After doing all of this run the following command to generate the dataset for a single trait:

python3 generate_conversations.py --collected_utterances_file "data/collected_utterances.json" --first_steps_prob_file "data/first_steps_prob.json" --tasks_folder_path "data/tasks" --single_trait 

If you want to generate the dataset for multiple traits, you can use the following command:

python3 generate_conversations.py --collected_utterances_file "data/collected_utterances.json" --first_steps_prob_file "data/first_steps_prob.json" --tasks_folder_path "data/tasks" --multi_trait 

This might take some time to generate given that it uses 2 Transformer models to calculate emotion and fluency. Use a GPU if possible. To speed up this process you can pre-process all utterances of your dataset and save them in a cache file using the calculate_cache argument.

The script will create a folder for each profile with the following files:

  • simulated_conversations_test_manual_distribution.json
  • simulated_conversations_test_manual_distribution_config.json
  • simulated_conversations_test_manual_distribution_config_stats.json
  • simulated_conversations_train_manual_distribution.json
  • simulated_conversations_train_manual_distribution_config.json
  • simulated_conversations_train_manual_distribution_config_stats.json
  • simulated_conversations_valid_manual_distribution.json
  • simulated_conversations_valid_manual_distribution_config.json
  • simulated_conversations_valid_manual_distribution_config_stats.json

After this it will filter the dialogues according to the statistics of the Regular profile and create another set of folders for each profile with the prefix "filtered". This way, we can garantee that the final dialogues are indeed respecting the characteristics of the profile.

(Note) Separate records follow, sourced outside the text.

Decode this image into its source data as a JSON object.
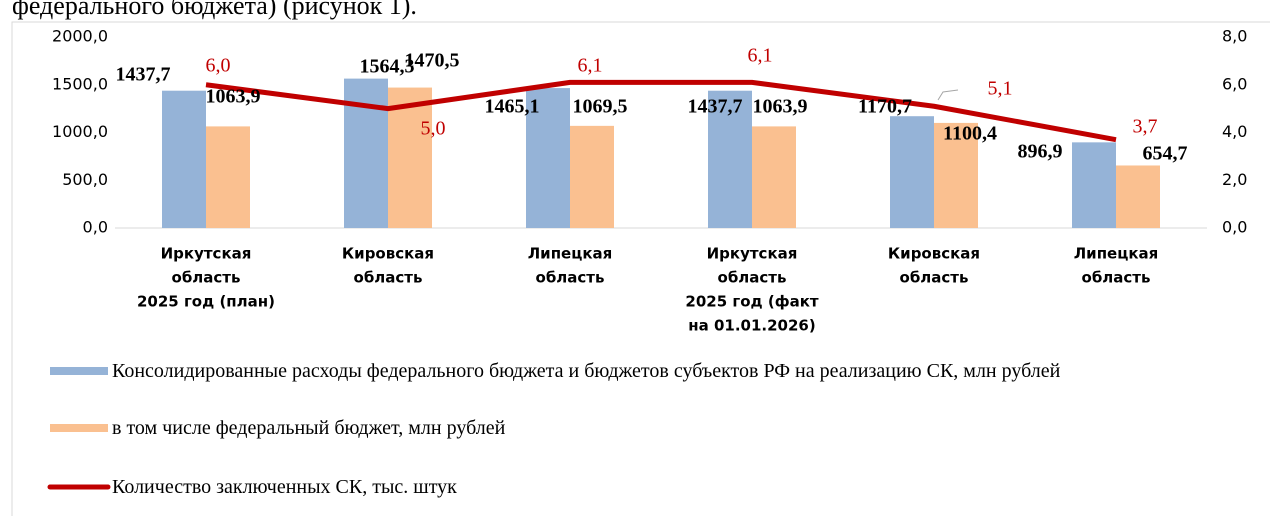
{
  "page_text": "федерального бюджета)  (рисунок 1).",
  "chart_data": {
    "type": "bar_line",
    "categories": [
      [
        "Иркутская",
        "область",
        "2025 год (план)"
      ],
      [
        "Кировская",
        "область"
      ],
      [
        "Липецкая",
        "область"
      ],
      [
        "Иркутская",
        "область",
        "2025 год (факт",
        "на 01.01.2026)"
      ],
      [
        "Кировская",
        "область"
      ],
      [
        "Липецкая",
        "область"
      ]
    ],
    "series": [
      {
        "name": "Консолидированные расходы федерального бюджета и бюджетов субъектов РФ на реализацию СК, млн рублей",
        "type": "bar",
        "color": "#95b3d7",
        "values": [
          1437.7,
          1564.3,
          1465.1,
          1437.7,
          1170.7,
          896.9
        ],
        "value_labels": [
          "1437,7",
          "1564,3",
          "1465,1",
          "1437,7",
          "1170,7",
          "896,9"
        ]
      },
      {
        "name": "в том числе федеральный бюджет, млн рублей",
        "type": "bar",
        "color": "#fac090",
        "values": [
          1063.9,
          1470.5,
          1069.5,
          1063.9,
          1100.4,
          654.7
        ],
        "value_labels": [
          "1063,9",
          "1470,5",
          "1069,5",
          "1063,9",
          "1100,4",
          "654,7"
        ]
      },
      {
        "name": "Количество заключенных СК, тыс. штук",
        "type": "line",
        "axis": "y2",
        "color": "#c00000",
        "values": [
          6.0,
          5.0,
          6.1,
          6.1,
          5.1,
          3.7
        ],
        "value_labels": [
          "6,0",
          "5,0",
          "6,1",
          "6,1",
          "5,1",
          "3,7"
        ]
      }
    ],
    "ylim": [
      0,
      2000
    ],
    "yticks": [
      {
        "value": 0,
        "label": "0,0"
      },
      {
        "value": 500,
        "label": "500,0"
      },
      {
        "value": 1000,
        "label": "1000,0"
      },
      {
        "value": 1500,
        "label": "1500,0"
      },
      {
        "value": 2000,
        "label": "2000,0"
      }
    ],
    "y2lim": [
      0,
      8
    ],
    "y2ticks": [
      {
        "value": 0,
        "label": "0,0"
      },
      {
        "value": 2,
        "label": "2,0"
      },
      {
        "value": 4,
        "label": "4,0"
      },
      {
        "value": 6,
        "label": "6,0"
      },
      {
        "value": 8,
        "label": "8,0"
      }
    ],
    "grid": false,
    "legend": "bottom"
  }
}
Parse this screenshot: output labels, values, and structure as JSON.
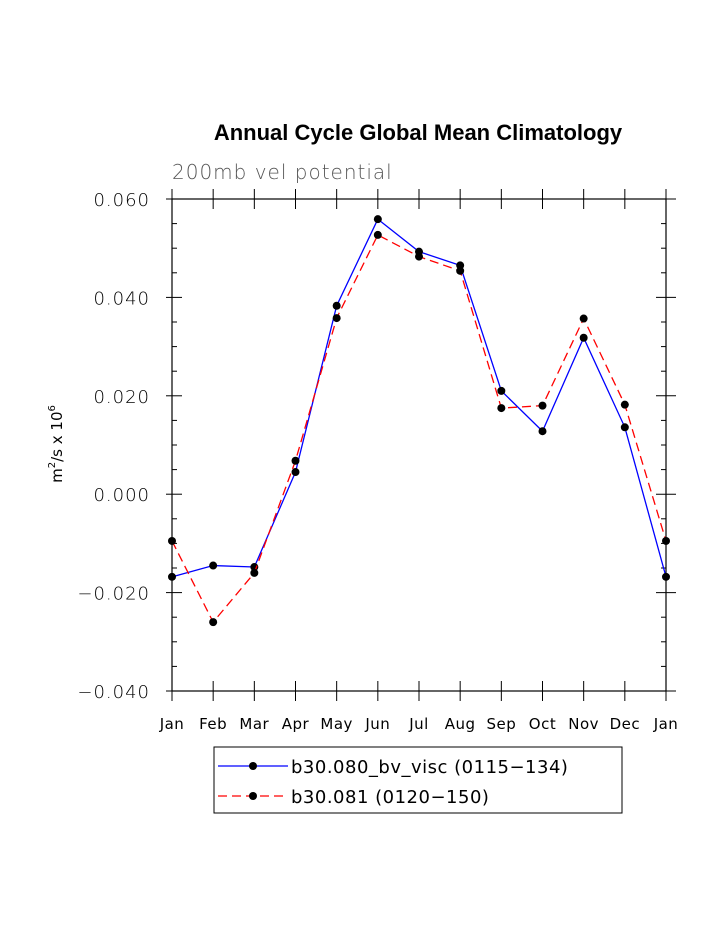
{
  "chart_data": {
    "type": "line",
    "title": "Annual Cycle Global Mean Climatology",
    "subtitle": "200mb vel potential",
    "ylabel": "m²/s x 10⁶",
    "ylabel_parts": {
      "base": "m",
      "sup1": "2",
      "mid": "/s x 10",
      "sup2": "6"
    },
    "xlabel": "",
    "categories": [
      "Jan",
      "Feb",
      "Mar",
      "Apr",
      "May",
      "Jun",
      "Jul",
      "Aug",
      "Sep",
      "Oct",
      "Nov",
      "Dec",
      "Jan"
    ],
    "ylim": [
      -0.04,
      0.06
    ],
    "yticks": [
      -0.04,
      -0.02,
      0.0,
      0.02,
      0.04,
      0.06
    ],
    "ytick_labels": [
      "−0.040",
      "−0.020",
      "0.000",
      "0.020",
      "0.040",
      "0.060"
    ],
    "series": [
      {
        "name": "b30.080_bv_visc (0115−134)",
        "color": "#0000ff",
        "dash": "solid",
        "values": [
          -0.0168,
          -0.0145,
          -0.0148,
          0.0045,
          0.0383,
          0.0559,
          0.0493,
          0.0465,
          0.021,
          0.0128,
          0.0318,
          0.0136,
          -0.0168
        ]
      },
      {
        "name": "b30.081 (0120−150)",
        "color": "#ff0000",
        "dash": "dashed",
        "values": [
          -0.0095,
          -0.026,
          -0.016,
          0.0068,
          0.0358,
          0.0527,
          0.0483,
          0.0454,
          0.0175,
          0.018,
          0.0357,
          0.0182,
          -0.0095
        ]
      }
    ],
    "legend_position": "bottom"
  }
}
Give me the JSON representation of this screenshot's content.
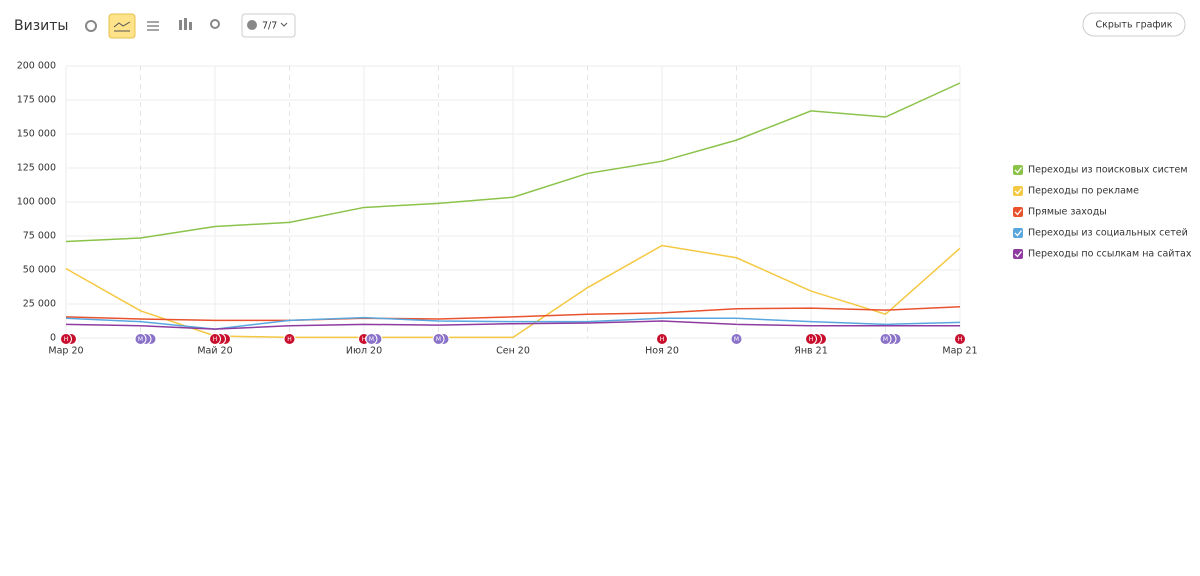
{
  "toolbar": {
    "title": "Визиты",
    "comments": "7/7",
    "hide": "Скрыть график"
  },
  "chart_data": {
    "type": "line",
    "categories": [
      "Мар 20",
      null,
      "Май 20",
      null,
      "Июл 20",
      null,
      "Сен 20",
      null,
      "Ноя 20",
      null,
      "Янв 21",
      null,
      "Мар 21"
    ],
    "ylim": [
      0,
      200000
    ],
    "yticks": [
      0,
      {
        "value": 25000,
        "label": "25 000"
      },
      {
        "value": 50000,
        "label": "50 000"
      },
      {
        "value": 75000,
        "label": "75 000"
      },
      {
        "value": 100000,
        "label": "100 000"
      },
      {
        "value": 125000,
        "label": "125 000"
      },
      {
        "value": 150000,
        "label": "150 000"
      },
      {
        "value": 175000,
        "label": "175 000"
      },
      {
        "value": 200000,
        "label": "200 000"
      }
    ],
    "grid": true,
    "series": [
      {
        "name": "Переходы из поисковых систем",
        "color": "#8bc34a",
        "values": [
          71000,
          73500,
          82000,
          85000,
          96000,
          99000,
          103500,
          121000,
          130000,
          145500,
          167000,
          162500,
          187500
        ]
      },
      {
        "name": "Переходы по рекламе",
        "color": "#f5c842",
        "values": [
          51000,
          20000,
          1500,
          500,
          500,
          500,
          500,
          37000,
          68000,
          59000,
          34500,
          17500,
          66000
        ]
      },
      {
        "name": "Прямые заходы",
        "color": "#e8532e",
        "values": [
          15500,
          14000,
          13000,
          13000,
          14500,
          14000,
          15500,
          17500,
          18500,
          21500,
          22000,
          20500,
          23000
        ]
      },
      {
        "name": "Переходы из социальных сетей",
        "color": "#5aa7e0",
        "values": [
          14500,
          12000,
          6500,
          13000,
          15000,
          12500,
          12000,
          12000,
          14500,
          14500,
          12000,
          10000,
          11500
        ]
      },
      {
        "name": "Переходы по ссылкам на сайтах",
        "color": "#8e3ca0",
        "values": [
          10000,
          9000,
          6500,
          9000,
          10000,
          9500,
          10500,
          11000,
          12500,
          10000,
          9000,
          9000,
          9000
        ]
      }
    ],
    "events": [
      {
        "label": "Н",
        "at": 0,
        "count": 2
      },
      {
        "label": "М",
        "at": 1,
        "count": 3
      },
      {
        "label": "Н",
        "at": 2,
        "count": 3
      },
      {
        "label": "Н",
        "at": 3,
        "count": 1
      },
      {
        "label": "Н",
        "at": 4,
        "count": 1
      },
      {
        "label": "М",
        "at": 4.1,
        "count": 2
      },
      {
        "label": "М",
        "at": 5,
        "count": 2
      },
      {
        "label": "Н",
        "at": 8,
        "count": 1
      },
      {
        "label": "М",
        "at": 9,
        "count": 1
      },
      {
        "label": "Н",
        "at": 10,
        "count": 3
      },
      {
        "label": "М",
        "at": 11,
        "count": 3
      },
      {
        "label": "Н",
        "at": 12,
        "count": 1
      }
    ]
  }
}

Creating the Training Dataset

create_dataset_models.py creates the dataset to train, validate, and test the models using the previous step data.

Example usage

python3 create_dataset_models.py --context_window 5 --avoid_next_percentage 0.5 --turn_level_user_profile_format "single_word" --use_special_intent_tokens True --input_folder_path "data/dataset_versions/1.0_filtered_Concise/all" "data/dataset_versions/1.0_filtered_Cooperative/all" "data/dataset_versions/1.0_filtered_Explorative/all" "data/dataset_versions/1.0_filtered_Fluent/all" "data/dataset_versions/1.0_filtered_Impatient/all" "data/dataset_versions/1.0_filtered_Intolerant/all" "data/dataset_versions/1.0_filtered_Negative/all" "data/dataset_versions/1.0_filtered_NonExplorative/all" "data/dataset_versions/1.0_filtered_NonFluent/all" "data/dataset_versions/1.0_filtered_NonRepetitive/all" "data/dataset_versions/1.0_filtered_Patient/all" "data/dataset_versions/1.0_filtered_Positive/all" "data/dataset_versions/1.0_filtered_Repetitive/all" "data/dataset_versions/1.0_filtered_Tolerant/all" "data/dataset_versions/1.0_filtered_UnCooperative/all" "data/dataset_versions/1.0_filtered_Verbose/all" "data/dataset_versions/1.0_Regular/all" --output_folder_path "data/json_dataset_stratify" --num_train_samples_per_file 1000 --num_eval_samples_per_file 100 --add_intent_start_to_completion True --stratify_user_profile True

Check DatasetCreationArguments class for more information on the arguments.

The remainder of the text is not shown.